As recently as 2003, at the age of 92, he took the helm as director of Ipswich's Remembrance parade and, as welfare officer for the RBL, prepared packs of sweets and cigarettes and delivered them to elderly residents - many of whom were younger than him.

The father-of-three was also actively involved in the Poppy Appeal and his commitments were recognised with an Unsung Heroes Award.

But it is perhaps his campaign for an extension to the cenotaph that Mr Thompson will be best remembered.

He and cousin, Peter Thompson, joined former Ipswich RBL president, Reg Driver, in battling for a £250,000 tribute to Ipswich's fallen heroes.

Speaking to the Evening Star on his birthday in 2001, he said of the campaign: “It would make my 90th year.”

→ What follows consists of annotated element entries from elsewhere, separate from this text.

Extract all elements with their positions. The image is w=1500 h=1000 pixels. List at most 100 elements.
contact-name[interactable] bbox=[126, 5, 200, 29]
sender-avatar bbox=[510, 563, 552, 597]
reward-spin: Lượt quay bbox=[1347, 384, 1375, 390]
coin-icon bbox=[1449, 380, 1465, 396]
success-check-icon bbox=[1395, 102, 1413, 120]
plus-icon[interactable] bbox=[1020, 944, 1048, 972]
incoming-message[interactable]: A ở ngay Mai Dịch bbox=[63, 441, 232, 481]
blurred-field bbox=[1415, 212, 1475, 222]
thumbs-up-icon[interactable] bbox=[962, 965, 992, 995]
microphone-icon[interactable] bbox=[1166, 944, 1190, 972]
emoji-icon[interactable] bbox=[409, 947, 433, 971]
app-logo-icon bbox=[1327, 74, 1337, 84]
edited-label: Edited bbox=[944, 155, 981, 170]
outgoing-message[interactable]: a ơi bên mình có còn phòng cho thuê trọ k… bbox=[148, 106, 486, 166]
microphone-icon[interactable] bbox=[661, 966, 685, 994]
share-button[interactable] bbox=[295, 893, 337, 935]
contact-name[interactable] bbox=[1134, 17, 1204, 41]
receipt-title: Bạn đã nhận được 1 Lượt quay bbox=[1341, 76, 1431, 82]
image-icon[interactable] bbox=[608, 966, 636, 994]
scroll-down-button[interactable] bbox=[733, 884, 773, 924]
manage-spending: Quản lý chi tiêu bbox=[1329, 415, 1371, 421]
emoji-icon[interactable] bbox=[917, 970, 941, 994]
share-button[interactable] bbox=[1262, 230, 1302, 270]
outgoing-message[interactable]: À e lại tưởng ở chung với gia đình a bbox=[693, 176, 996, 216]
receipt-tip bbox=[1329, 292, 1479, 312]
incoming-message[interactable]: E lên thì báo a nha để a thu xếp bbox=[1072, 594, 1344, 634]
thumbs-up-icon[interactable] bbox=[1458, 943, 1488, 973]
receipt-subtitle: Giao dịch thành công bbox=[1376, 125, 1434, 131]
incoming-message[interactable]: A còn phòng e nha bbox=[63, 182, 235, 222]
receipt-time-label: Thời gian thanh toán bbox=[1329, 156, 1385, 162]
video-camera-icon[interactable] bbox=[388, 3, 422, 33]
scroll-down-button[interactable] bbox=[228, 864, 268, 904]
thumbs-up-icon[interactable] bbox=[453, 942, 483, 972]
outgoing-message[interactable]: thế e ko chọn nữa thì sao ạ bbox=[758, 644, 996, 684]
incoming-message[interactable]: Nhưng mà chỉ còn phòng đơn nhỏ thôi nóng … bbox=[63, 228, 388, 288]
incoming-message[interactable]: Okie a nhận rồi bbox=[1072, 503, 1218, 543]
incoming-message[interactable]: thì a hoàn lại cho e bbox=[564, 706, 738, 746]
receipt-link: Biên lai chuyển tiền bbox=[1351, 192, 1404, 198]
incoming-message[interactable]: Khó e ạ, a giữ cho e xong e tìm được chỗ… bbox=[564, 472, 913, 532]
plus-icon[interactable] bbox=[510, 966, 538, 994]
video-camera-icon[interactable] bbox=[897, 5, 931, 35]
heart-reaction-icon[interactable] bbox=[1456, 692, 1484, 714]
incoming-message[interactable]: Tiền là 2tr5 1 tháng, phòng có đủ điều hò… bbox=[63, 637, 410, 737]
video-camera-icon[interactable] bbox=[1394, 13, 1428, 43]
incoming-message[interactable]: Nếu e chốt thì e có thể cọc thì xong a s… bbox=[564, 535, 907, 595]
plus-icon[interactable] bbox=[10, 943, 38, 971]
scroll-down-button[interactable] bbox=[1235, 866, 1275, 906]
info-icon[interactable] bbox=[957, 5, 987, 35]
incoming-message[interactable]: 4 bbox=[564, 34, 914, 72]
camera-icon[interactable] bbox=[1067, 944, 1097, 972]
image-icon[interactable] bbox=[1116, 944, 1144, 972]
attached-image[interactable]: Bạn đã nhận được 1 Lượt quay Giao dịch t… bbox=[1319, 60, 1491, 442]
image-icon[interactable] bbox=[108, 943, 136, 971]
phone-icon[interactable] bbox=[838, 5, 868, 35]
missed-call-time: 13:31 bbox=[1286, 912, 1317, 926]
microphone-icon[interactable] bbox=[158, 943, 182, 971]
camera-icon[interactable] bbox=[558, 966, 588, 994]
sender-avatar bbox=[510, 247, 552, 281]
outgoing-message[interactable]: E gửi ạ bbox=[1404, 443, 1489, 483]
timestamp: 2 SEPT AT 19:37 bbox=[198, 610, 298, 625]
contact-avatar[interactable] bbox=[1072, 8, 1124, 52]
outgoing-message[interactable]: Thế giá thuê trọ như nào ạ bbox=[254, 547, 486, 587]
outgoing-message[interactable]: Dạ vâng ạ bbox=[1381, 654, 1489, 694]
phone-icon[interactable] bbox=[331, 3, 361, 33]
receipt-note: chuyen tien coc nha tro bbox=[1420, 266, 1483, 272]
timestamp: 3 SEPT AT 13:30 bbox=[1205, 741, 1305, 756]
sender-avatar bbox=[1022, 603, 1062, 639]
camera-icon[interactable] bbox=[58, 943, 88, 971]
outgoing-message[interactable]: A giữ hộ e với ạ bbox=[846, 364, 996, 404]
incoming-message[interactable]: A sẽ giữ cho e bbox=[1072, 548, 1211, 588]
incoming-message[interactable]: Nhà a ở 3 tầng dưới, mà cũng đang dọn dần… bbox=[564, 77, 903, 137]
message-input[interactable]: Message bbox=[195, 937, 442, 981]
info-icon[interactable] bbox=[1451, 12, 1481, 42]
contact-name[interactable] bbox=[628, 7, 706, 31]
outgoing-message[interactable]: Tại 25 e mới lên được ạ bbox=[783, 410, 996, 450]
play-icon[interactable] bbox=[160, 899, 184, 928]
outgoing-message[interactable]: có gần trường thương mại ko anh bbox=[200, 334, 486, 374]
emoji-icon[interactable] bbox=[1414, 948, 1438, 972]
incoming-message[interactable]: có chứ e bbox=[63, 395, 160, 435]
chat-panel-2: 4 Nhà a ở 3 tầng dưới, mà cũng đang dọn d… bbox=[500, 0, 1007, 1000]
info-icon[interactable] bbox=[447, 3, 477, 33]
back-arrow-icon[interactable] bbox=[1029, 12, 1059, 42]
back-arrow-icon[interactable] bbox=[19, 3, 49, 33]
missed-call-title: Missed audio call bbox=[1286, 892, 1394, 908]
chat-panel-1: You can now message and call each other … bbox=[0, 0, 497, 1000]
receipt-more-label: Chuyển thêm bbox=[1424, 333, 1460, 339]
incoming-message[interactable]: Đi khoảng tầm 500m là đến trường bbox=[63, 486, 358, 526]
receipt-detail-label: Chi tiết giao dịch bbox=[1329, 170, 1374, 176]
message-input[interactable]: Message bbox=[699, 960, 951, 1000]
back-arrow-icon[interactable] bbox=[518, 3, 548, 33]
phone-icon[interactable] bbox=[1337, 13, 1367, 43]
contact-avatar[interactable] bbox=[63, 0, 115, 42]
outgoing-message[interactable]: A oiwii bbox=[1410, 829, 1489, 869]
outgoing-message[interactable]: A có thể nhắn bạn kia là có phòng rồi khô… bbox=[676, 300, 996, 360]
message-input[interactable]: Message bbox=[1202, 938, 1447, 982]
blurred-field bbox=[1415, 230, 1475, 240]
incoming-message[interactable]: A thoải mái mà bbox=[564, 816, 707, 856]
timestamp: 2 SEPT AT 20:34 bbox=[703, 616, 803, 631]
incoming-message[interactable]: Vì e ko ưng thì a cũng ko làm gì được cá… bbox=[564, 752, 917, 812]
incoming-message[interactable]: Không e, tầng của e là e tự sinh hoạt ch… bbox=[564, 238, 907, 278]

Mr Thompson's dream was finally realised in 2004 when the cenotaph was cleaned and the names of soldiers, sailors and airmen from the town killed in the Second World War added.

A memorial service will be held for Mr Thompson at Ipswich Crematorium on Thursday, October 9.

WALTER Arthur Francis Thompson was born on October 15 1911, in a lean-to shelter between the parish church and the priest's house in Woodbridge Road.

He began his naval career in 1923 at the Royal Hospital School in Greenwich before going on to HMS Ganges, the former naval training establishment at Shotley.

During the war he served mainly on HMS Phoebe in the Mediterranean but also on other ships, including HMS Vanguard, as regulating chief petty officer.

He returned to HMS Ganges as a gunnery instructor training new recruits and after his retirement began working for the Suffolk Press - part of Eastern Counties Newspaper Group, which was renamed Archant and is publisher of The Evening Star.

In his later years he enjoyed tending an allotment in Sidegate Lane - a pastime he continued to pursue until the age of 90.

Mr Thompson, who had been fighting prostate cancer for some years, died at Thurleston Residential Care Home, Ipswich, on September 13.

He is survived by five grandchildren and three children, Peter, 66, Robert, 60 - both of whom also served in the navy - and Karen, 53. His wife Gladys died in 1982.